"You must have thought me a great brute," said Wyvis, with some sensitiveness in his tone.
"Oh, no: I quite saw how difficult it was for you to understand who I was, and how it had all come about."
"You saw a great deal, then."
"Oh, I know that it sounds impertinent to say so," Janetta answered, blushing a little and walking a trifle faster, "but I did not mean it rudely, I assure you."
He seemed to take no notice. He was looking straight before him, with a somewhat sombre expression in his fine dark eyes.
"What you could not see," he said, perhaps more to himself than to her, "was what no one will ever guess. Nobody knows what the last few years have been to me. My mother has seen more of it than any one else, but even to her my life has been something of a mystery—a sealed book.
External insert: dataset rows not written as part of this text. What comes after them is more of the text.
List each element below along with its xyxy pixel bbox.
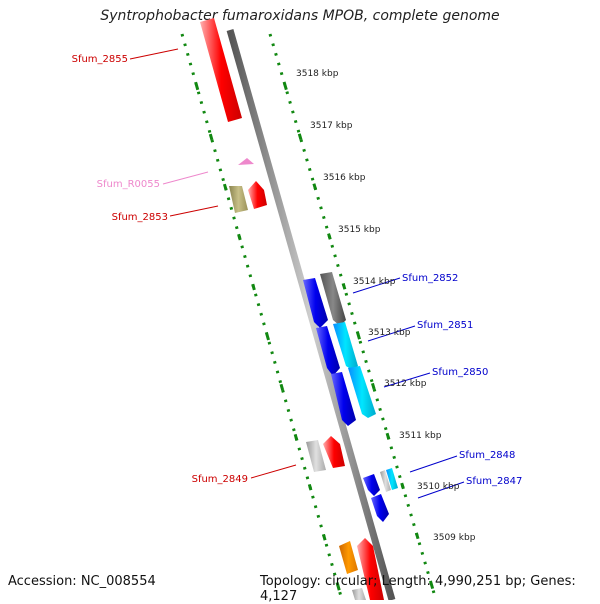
scale-label-3511: 3511 kbp: [399, 431, 442, 441]
track-major-tick: [312, 183, 318, 190]
track-major-tick: [385, 432, 391, 440]
gene-sfum-r0055[interactable]: [238, 158, 254, 165]
gene-label-sfum-2852[interactable]: Sfum_2852: [402, 273, 458, 284]
gene-light-bottom[interactable]: [352, 588, 366, 600]
track-major-tick: [297, 133, 303, 140]
gene-sfum-2853[interactable]: [248, 181, 267, 209]
scale-label-3514: 3514 kbp: [353, 277, 396, 287]
accession-text: Accession: NC_008554: [8, 574, 156, 589]
gene-label-sfum-2849[interactable]: Sfum_2849: [192, 474, 248, 485]
gene-sfum-2847[interactable]: [371, 494, 389, 522]
scale-label-3509: 3509 kbp: [433, 533, 476, 543]
gene-sfum-2852[interactable]: [303, 278, 328, 328]
scale-label-3513: 3513 kbp: [368, 328, 411, 338]
scale-label-3517: 3517 kbp: [310, 121, 353, 131]
track-major-tick: [356, 332, 361, 340]
label-leader-lines: [129, 48, 465, 499]
gene-sfum-2849[interactable]: [323, 436, 345, 468]
track-major-ticks: [194, 83, 435, 591]
gene-cyan-2851[interactable]: [333, 322, 358, 370]
gene-cyan-2848[interactable]: [386, 468, 398, 490]
track-major-tick: [208, 133, 214, 141]
track-major-tick: [237, 233, 242, 241]
gene-cyan-2850[interactable]: [348, 366, 376, 418]
track-major-tick: [265, 333, 270, 341]
track-major-tick: [322, 533, 327, 541]
track-major-tick: [429, 582, 435, 590]
gene-gray-2848[interactable]: [380, 470, 391, 492]
scale-label-3516: 3516 kbp: [323, 173, 366, 183]
track-major-tick: [327, 233, 332, 240]
gene-sfum-2848[interactable]: [363, 474, 380, 496]
scale-label-3510: 3510 kbp: [417, 482, 460, 492]
gene-red-bottom[interactable]: [357, 538, 384, 600]
track-major-tick: [341, 283, 347, 290]
track-major-tick: [400, 482, 405, 490]
track-major-tick: [222, 183, 228, 191]
track-major-tick: [307, 483, 313, 491]
gene-sfum-2855[interactable]: [200, 18, 242, 122]
gene-label-sfum-2847[interactable]: Sfum_2847: [466, 476, 522, 487]
scale-label-3512: 3512 kbp: [384, 379, 427, 389]
gene-olive-small[interactable]: [229, 186, 248, 213]
track-major-tick: [194, 83, 200, 91]
track-major-tick: [279, 383, 285, 391]
track-major-tick: [251, 283, 256, 291]
scale-label-3515: 3515 kbp: [338, 225, 381, 235]
genome-title: Syntrophobacter fumaroxidans MPOB, compl…: [100, 8, 500, 24]
scale-label-3518: 3518 kbp: [296, 69, 339, 79]
gene-label-sfum-r0055[interactable]: Sfum_R0055: [97, 179, 160, 190]
gene-gray-2852[interactable]: [320, 272, 346, 326]
gene-label-sfum-2851[interactable]: Sfum_2851: [417, 320, 473, 331]
gene-gray-light-2849[interactable]: [306, 440, 326, 472]
track-major-tick: [293, 433, 299, 441]
genome-backbone: [226, 29, 396, 600]
left-dotted-track: [180, 33, 344, 600]
right-dotted-track: [268, 33, 438, 600]
gene-orange-bottom[interactable]: [339, 541, 358, 574]
gene-sfum-2851[interactable]: [316, 326, 340, 376]
track-major-tick: [414, 532, 420, 540]
gene-label-sfum-2848[interactable]: Sfum_2848: [459, 450, 515, 461]
track-major-tick: [336, 584, 341, 591]
track-major-tick: [283, 83, 288, 91]
track-major-tick: [371, 382, 376, 390]
gene-sfum-2850[interactable]: [331, 372, 356, 426]
gene-label-sfum-2855[interactable]: Sfum_2855: [72, 54, 128, 65]
gene-label-sfum-2853[interactable]: Sfum_2853: [112, 212, 168, 223]
gene-label-sfum-2850[interactable]: Sfum_2850: [432, 367, 488, 378]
You should remember this—remember all that I have passed through—before you blame me for the way in which I received that child to-day."
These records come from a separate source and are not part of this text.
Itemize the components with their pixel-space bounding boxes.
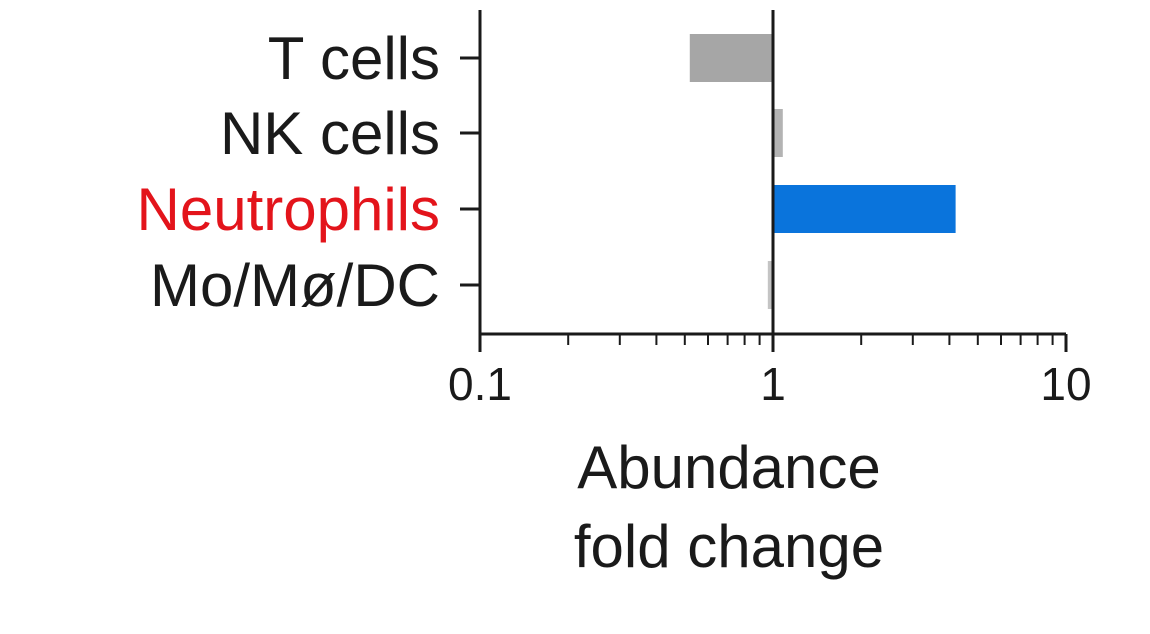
category-label-mo-m-dc: Mo/Mø/DC: [150, 252, 440, 319]
bar-mo-m-dc: [767, 261, 773, 309]
x-axis-title-line-2: fold change: [574, 513, 884, 580]
bars-layer: [689, 34, 956, 309]
bar-t-cells: [689, 34, 773, 82]
x-tick-label: 0.1: [448, 358, 512, 410]
category-labels-layer: T cells NK cells Neutrophils Mo/Mø/DC: [137, 25, 441, 319]
category-label-nk-cells: NK cells: [220, 100, 440, 167]
x-axis-title-line-1: Abundance: [577, 434, 881, 501]
category-label-neutrophils: Neutrophils: [137, 176, 441, 243]
bar-neutrophils: [773, 185, 956, 233]
category-label-t-cells: T cells: [268, 25, 440, 92]
x-ticks-layer: 0.1 1 10: [448, 334, 1092, 410]
x-tick-label: 1: [760, 358, 786, 410]
x-tick-label: 10: [1040, 358, 1091, 410]
bar-nk-cells: [773, 109, 783, 157]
"I did not blame you," said Janetta, eagerly. "I only felt that there was a great deal which I could not understand."
He turned his gloomy eyes upon her. "Just so," he said. "You cannot understand. And it is useless for you to try."
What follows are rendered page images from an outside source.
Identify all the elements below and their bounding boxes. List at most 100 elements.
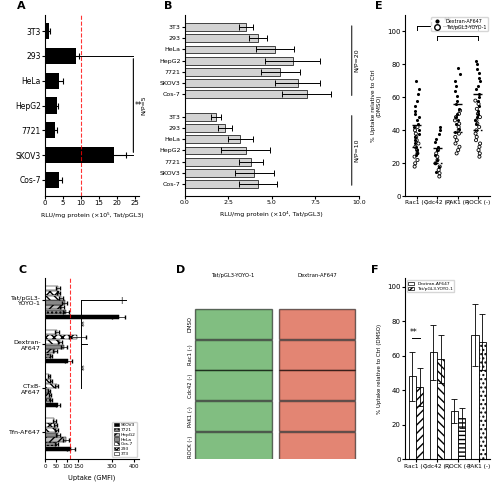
Bar [45,447,70,451]
Bar [437,359,444,459]
Text: E: E [375,1,382,11]
Point [410,153,418,161]
Point [432,160,440,167]
Point [472,126,480,134]
Point [412,143,420,151]
Bar [45,23,50,39]
Bar [185,45,275,53]
Point [452,100,460,108]
Bar [45,330,56,334]
Point [454,117,462,124]
X-axis label: RLU/mg protein (×10⁵, Tat/pGL3): RLU/mg protein (×10⁵, Tat/pGL3) [40,212,143,218]
Legend: Dextran-AF647, Tat/pGL3-YOYO-1: Dextran-AF647, Tat/pGL3-YOYO-1 [430,17,488,31]
Point [452,120,460,127]
Bar [45,286,58,290]
Point [411,160,419,167]
Point [474,107,482,115]
Point [433,156,441,164]
Point [436,163,444,170]
Text: **: ** [81,319,87,326]
Point [412,133,420,141]
Bar [185,158,251,165]
Point [472,129,480,137]
Point [454,146,462,154]
Point [473,60,481,68]
Bar [45,73,59,89]
Point [436,123,444,131]
Point [474,100,482,108]
Bar [458,418,465,459]
Bar [45,379,52,383]
FancyBboxPatch shape [195,432,272,462]
FancyBboxPatch shape [278,432,355,462]
Point [454,126,462,134]
Bar [479,342,486,459]
Point [475,93,483,101]
Point [451,117,459,124]
FancyBboxPatch shape [195,340,272,370]
Text: N/P=5: N/P=5 [140,96,145,116]
Point [413,146,421,154]
Text: C: C [18,264,27,275]
Point [414,139,422,147]
Point [416,126,424,134]
Text: **: ** [410,328,418,337]
Point [414,156,422,164]
Point [436,172,444,180]
Point [410,110,418,118]
Bar [45,438,66,442]
Bar [45,315,118,319]
Text: **: ** [454,27,462,36]
Point [474,74,482,82]
Point [433,146,441,154]
Bar [408,376,416,459]
Point [414,97,422,105]
Bar [45,354,52,358]
Text: A: A [17,1,25,11]
Point [414,90,422,98]
Text: **: ** [81,363,87,370]
Point [452,139,460,147]
Bar [45,335,78,339]
Bar [45,344,64,349]
Bar [45,172,60,188]
Point [434,166,442,174]
Bar [472,335,479,459]
Bar [45,97,56,114]
Point [411,102,419,110]
Point [454,64,462,72]
Point [456,143,464,151]
Point [412,151,420,159]
Point [474,110,482,118]
Bar [45,393,50,398]
Point [411,107,419,115]
Point [412,136,420,144]
Text: DMSO: DMSO [188,316,192,331]
Bar [185,79,298,87]
Text: ROCK (-): ROCK (-) [188,436,192,458]
Point [416,85,424,93]
Point [474,120,482,127]
Point [476,153,484,161]
Point [474,146,482,154]
Point [472,117,480,124]
Point [434,156,442,164]
Bar [45,349,55,354]
Point [432,134,440,142]
Text: Cdc42 (-): Cdc42 (-) [188,373,192,398]
Point [452,113,460,121]
Point [434,146,442,154]
Bar [185,23,246,31]
Point [455,120,463,127]
Bar [185,169,254,177]
Point [472,117,480,124]
Legend: Dextran-AF647, Tat/pGL3-YOYO-1: Dextran-AF647, Tat/pGL3-YOYO-1 [407,280,455,292]
Point [452,133,460,141]
Bar [450,411,458,459]
Bar [45,384,56,388]
Bar [45,305,62,309]
Point [476,102,484,110]
Bar [45,398,52,402]
Point [412,136,420,144]
FancyBboxPatch shape [195,370,272,401]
"I am very sorry," Janetta faltered, scarcely knowing why she said so.
Wyvis laughed. "Don't trouble to be sorry over my affairs," he said. "They are not worth sorrow, I assure you. But—if I may make one request—will you kindly keep silence (except, of course, to your parents) about this episode? I do not want people to begin gossiping about that unhappy woman who has the right, unfortunately, to call herself my wife."